The X98: My Journey from the Dawn of the Dead
The familiar rumble of the bus on Boar Lane. It's Tuesday morning in Leeds, and I'm waiting for the X98, the very same bus that once felt like a cage. Today, I'm heading out, but back in 2014, I was on my way to Manchester airport, desperate to leave it all behind.
I’ve just found the journal entries from that time, buried deep in my digital memory. They are a painful, raw record of a man consumed by a "slow illness called living death." I sat on that bus then, seeing the world as a vacuum, filled with "ghouls" and the "dawn of the dead." I felt trapped, watching people "limping from one death to another, never awaking." My anger was an active, breathing thing, directed at a society I felt was entirely broken.
A New Beat, a New Name
My name at the time was simply djsherburn72, a collection of letters and numbers. But in my head, I had already become futurefjp. The name was a direct reference to a New Beat track by Franck De Wolf. While everyone in Wetherby was listening to House and Garage, I was drawn to this cooler, more hypnotic sound. I was different, and that feeling of being an outsider wasn't just a whim; it was a decision. I realized that my collapses weren't failures, but a long game of finding a brick wall—a wall that I had to dismantle, brick by brick.
The Pilgrimage as Medicine
A few years later, my writing had moved from intellectual rage to a raw longing.
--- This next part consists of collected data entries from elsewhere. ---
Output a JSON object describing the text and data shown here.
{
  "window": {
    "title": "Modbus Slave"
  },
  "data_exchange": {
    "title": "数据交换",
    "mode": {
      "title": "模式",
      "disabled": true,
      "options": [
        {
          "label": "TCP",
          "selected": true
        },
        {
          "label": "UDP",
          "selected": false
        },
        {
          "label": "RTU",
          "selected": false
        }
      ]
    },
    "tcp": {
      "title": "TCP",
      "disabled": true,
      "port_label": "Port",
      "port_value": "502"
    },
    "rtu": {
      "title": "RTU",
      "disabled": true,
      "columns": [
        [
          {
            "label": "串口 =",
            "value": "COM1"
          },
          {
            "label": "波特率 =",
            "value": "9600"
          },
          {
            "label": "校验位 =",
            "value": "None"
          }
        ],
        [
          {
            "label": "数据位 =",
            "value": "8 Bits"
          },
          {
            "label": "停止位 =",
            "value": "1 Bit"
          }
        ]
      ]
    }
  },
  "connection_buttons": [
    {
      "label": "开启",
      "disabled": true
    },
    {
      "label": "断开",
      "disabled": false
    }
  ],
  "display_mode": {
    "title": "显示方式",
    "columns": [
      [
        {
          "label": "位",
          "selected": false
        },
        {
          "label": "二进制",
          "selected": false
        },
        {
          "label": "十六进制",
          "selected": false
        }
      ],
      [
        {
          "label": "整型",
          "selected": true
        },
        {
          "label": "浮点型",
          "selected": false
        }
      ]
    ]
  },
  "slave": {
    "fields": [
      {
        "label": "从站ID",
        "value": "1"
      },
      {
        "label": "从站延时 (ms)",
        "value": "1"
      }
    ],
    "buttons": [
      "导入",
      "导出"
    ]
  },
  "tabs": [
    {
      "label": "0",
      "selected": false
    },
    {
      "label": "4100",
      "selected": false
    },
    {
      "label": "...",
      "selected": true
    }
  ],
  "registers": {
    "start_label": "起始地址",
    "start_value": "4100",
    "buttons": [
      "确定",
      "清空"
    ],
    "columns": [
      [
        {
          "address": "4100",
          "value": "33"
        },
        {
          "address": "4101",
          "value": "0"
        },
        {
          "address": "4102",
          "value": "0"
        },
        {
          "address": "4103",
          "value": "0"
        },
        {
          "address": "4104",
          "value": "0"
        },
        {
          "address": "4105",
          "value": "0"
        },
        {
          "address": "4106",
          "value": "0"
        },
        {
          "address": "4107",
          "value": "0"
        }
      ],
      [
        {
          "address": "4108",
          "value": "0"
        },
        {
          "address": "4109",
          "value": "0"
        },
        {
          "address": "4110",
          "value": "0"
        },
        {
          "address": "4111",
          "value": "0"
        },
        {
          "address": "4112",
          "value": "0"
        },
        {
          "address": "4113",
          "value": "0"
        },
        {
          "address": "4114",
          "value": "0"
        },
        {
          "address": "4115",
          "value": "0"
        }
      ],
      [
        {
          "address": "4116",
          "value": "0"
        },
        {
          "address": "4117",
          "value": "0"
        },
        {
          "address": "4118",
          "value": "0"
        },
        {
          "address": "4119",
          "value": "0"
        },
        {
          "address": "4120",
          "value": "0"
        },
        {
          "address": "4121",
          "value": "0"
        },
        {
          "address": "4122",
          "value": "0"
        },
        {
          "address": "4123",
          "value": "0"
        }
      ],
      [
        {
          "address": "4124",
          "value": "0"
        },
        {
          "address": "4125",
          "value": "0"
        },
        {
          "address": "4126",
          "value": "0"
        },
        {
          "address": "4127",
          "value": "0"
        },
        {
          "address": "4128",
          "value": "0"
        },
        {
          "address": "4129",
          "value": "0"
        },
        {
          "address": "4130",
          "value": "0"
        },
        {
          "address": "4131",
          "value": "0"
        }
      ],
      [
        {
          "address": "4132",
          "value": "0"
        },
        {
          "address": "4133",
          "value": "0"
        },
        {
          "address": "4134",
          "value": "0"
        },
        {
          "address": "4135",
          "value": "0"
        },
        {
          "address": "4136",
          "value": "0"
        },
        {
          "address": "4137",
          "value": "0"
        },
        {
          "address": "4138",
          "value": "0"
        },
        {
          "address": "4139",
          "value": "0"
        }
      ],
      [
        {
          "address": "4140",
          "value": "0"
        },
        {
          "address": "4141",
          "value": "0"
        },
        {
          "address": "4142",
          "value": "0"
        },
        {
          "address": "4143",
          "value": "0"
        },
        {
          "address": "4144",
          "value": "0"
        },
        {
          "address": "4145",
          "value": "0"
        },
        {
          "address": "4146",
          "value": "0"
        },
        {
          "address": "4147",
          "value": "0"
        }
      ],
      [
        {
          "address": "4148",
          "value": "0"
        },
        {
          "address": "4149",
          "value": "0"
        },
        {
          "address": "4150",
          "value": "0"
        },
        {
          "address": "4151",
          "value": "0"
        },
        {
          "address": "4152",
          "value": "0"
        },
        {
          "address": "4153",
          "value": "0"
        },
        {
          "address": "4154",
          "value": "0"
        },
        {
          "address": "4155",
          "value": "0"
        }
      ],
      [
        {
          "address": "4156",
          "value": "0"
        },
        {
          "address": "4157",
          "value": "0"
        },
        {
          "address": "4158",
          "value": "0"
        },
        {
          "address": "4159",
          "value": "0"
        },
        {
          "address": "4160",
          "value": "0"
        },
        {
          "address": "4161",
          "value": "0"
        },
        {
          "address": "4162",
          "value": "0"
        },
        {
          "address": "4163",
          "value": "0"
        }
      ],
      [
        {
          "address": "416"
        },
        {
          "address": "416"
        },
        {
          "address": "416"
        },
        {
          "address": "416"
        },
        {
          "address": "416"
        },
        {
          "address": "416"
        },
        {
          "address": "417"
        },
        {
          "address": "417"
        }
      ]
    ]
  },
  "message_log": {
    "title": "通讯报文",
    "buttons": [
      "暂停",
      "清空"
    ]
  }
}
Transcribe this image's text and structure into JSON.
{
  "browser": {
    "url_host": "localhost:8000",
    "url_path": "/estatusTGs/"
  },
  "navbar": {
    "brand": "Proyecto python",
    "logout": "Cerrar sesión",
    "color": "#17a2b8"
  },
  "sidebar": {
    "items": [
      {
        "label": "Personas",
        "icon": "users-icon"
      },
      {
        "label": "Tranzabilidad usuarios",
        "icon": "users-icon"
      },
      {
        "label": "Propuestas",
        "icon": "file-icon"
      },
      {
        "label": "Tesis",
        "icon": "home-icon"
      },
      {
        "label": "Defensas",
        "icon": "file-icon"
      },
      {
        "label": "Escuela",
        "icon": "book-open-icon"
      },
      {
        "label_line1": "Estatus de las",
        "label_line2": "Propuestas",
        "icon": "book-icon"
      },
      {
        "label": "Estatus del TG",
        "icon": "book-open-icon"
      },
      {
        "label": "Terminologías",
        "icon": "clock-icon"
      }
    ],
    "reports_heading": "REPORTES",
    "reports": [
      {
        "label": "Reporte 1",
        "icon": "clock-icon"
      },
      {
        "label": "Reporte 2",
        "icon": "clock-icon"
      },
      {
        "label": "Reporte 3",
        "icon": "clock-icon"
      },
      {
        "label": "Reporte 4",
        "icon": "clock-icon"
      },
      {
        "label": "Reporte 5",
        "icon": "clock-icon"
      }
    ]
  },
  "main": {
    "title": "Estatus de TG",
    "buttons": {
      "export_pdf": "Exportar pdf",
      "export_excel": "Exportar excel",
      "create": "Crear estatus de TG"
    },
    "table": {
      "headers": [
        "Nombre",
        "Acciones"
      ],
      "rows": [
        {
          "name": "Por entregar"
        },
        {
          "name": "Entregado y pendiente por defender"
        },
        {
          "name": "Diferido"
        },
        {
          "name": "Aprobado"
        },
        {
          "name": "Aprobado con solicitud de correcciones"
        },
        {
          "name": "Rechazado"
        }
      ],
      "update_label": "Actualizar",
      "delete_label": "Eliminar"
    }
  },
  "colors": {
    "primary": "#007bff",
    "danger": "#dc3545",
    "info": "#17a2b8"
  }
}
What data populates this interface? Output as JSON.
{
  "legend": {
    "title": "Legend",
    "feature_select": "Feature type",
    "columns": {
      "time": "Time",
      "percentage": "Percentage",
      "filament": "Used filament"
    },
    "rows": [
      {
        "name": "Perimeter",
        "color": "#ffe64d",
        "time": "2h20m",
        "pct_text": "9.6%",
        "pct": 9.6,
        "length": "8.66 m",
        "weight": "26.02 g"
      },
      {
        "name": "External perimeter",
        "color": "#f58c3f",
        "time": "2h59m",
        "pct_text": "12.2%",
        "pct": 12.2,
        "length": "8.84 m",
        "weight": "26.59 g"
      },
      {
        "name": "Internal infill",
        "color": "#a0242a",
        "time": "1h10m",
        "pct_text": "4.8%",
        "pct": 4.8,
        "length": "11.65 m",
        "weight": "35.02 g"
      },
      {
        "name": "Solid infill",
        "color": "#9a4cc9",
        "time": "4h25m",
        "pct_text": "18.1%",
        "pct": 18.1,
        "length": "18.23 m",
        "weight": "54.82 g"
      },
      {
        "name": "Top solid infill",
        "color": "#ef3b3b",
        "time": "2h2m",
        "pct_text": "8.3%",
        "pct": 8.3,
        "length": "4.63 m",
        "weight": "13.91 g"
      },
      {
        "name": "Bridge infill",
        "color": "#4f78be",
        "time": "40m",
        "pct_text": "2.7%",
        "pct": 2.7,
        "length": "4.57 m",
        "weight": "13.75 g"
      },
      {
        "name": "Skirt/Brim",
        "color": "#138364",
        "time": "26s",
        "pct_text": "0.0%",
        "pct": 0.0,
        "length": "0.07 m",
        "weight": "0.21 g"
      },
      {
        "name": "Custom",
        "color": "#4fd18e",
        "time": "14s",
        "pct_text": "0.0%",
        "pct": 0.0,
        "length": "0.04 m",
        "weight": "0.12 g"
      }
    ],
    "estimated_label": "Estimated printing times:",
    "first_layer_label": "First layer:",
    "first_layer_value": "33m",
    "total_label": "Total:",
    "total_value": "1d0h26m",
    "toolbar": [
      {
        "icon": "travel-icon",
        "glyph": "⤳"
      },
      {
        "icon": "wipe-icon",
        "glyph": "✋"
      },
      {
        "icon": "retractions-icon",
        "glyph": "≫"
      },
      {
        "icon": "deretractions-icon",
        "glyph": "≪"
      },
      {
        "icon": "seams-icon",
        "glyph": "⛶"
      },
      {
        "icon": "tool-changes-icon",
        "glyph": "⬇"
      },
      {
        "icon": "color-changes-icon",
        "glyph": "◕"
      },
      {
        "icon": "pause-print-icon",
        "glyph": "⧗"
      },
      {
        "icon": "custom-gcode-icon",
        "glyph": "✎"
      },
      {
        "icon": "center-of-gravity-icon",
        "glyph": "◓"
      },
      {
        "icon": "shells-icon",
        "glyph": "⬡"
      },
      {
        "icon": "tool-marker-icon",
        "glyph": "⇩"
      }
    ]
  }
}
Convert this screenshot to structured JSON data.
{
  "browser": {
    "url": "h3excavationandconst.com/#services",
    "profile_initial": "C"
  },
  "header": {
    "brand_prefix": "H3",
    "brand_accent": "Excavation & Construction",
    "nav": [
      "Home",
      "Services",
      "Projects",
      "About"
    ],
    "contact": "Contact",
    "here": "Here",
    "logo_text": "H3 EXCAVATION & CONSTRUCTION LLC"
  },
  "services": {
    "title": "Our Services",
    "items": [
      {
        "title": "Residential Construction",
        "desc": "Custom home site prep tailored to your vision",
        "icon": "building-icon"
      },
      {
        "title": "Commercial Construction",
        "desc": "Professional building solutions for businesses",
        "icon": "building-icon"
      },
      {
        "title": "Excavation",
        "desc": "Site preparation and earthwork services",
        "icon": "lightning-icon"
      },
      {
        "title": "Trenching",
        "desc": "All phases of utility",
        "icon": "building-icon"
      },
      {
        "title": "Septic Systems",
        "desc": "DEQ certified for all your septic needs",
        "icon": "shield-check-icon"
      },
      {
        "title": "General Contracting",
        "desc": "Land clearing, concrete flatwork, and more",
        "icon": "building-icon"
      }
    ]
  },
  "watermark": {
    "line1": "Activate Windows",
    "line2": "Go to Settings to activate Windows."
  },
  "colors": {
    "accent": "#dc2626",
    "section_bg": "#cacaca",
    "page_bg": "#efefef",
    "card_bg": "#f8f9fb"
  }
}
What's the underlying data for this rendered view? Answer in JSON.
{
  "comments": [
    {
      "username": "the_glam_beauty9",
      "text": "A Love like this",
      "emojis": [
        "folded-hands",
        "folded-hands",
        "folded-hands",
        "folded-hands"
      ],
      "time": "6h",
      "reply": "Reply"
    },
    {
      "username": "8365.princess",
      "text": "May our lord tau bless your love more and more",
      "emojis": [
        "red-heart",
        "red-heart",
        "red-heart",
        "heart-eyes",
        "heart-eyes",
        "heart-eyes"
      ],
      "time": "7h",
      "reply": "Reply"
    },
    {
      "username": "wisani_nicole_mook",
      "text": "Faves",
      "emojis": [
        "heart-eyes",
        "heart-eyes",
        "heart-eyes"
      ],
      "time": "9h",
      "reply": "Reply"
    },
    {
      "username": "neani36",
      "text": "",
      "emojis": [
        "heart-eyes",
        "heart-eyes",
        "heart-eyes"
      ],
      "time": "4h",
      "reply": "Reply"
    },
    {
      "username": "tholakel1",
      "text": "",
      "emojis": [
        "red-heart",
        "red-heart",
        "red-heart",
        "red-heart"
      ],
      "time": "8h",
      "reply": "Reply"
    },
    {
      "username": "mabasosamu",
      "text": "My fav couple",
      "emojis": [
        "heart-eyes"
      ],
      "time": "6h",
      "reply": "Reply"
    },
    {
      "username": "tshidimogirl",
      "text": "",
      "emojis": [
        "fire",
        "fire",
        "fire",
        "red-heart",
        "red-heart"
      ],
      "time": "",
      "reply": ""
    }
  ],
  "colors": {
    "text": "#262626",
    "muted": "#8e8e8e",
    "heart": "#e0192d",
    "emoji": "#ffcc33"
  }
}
In 2017, I wrote about my depression and how "long distance walking definitely help[s] alleviate [it]. I just wish it was perpetual." The pilgrimage, it turned out, was the perfect antidote to that "living death." It was a way to break free from the circular "void trap" I had been caught in, a way of moving forward one foot in front of the other.
A Return to Peace
Today, back on the X98, I see the world differently. I still notice the "misshapes," the people who have "no option" but to be on this bus, but now I'm there by choice. I am no longer a part of the "dawn of the dead." The anger is gone, replaced by a quiet acceptance. The journey has led me to a place where I am no longer trying to escape from the world, but to be at peace within it.
The journal entries are proof. They are the record of a journey that has not only moved me physically, but spiritually. The person who wrote those entries is a different person now. The pilgrimage was successful. The wall has been dismantled. And I have finally come home.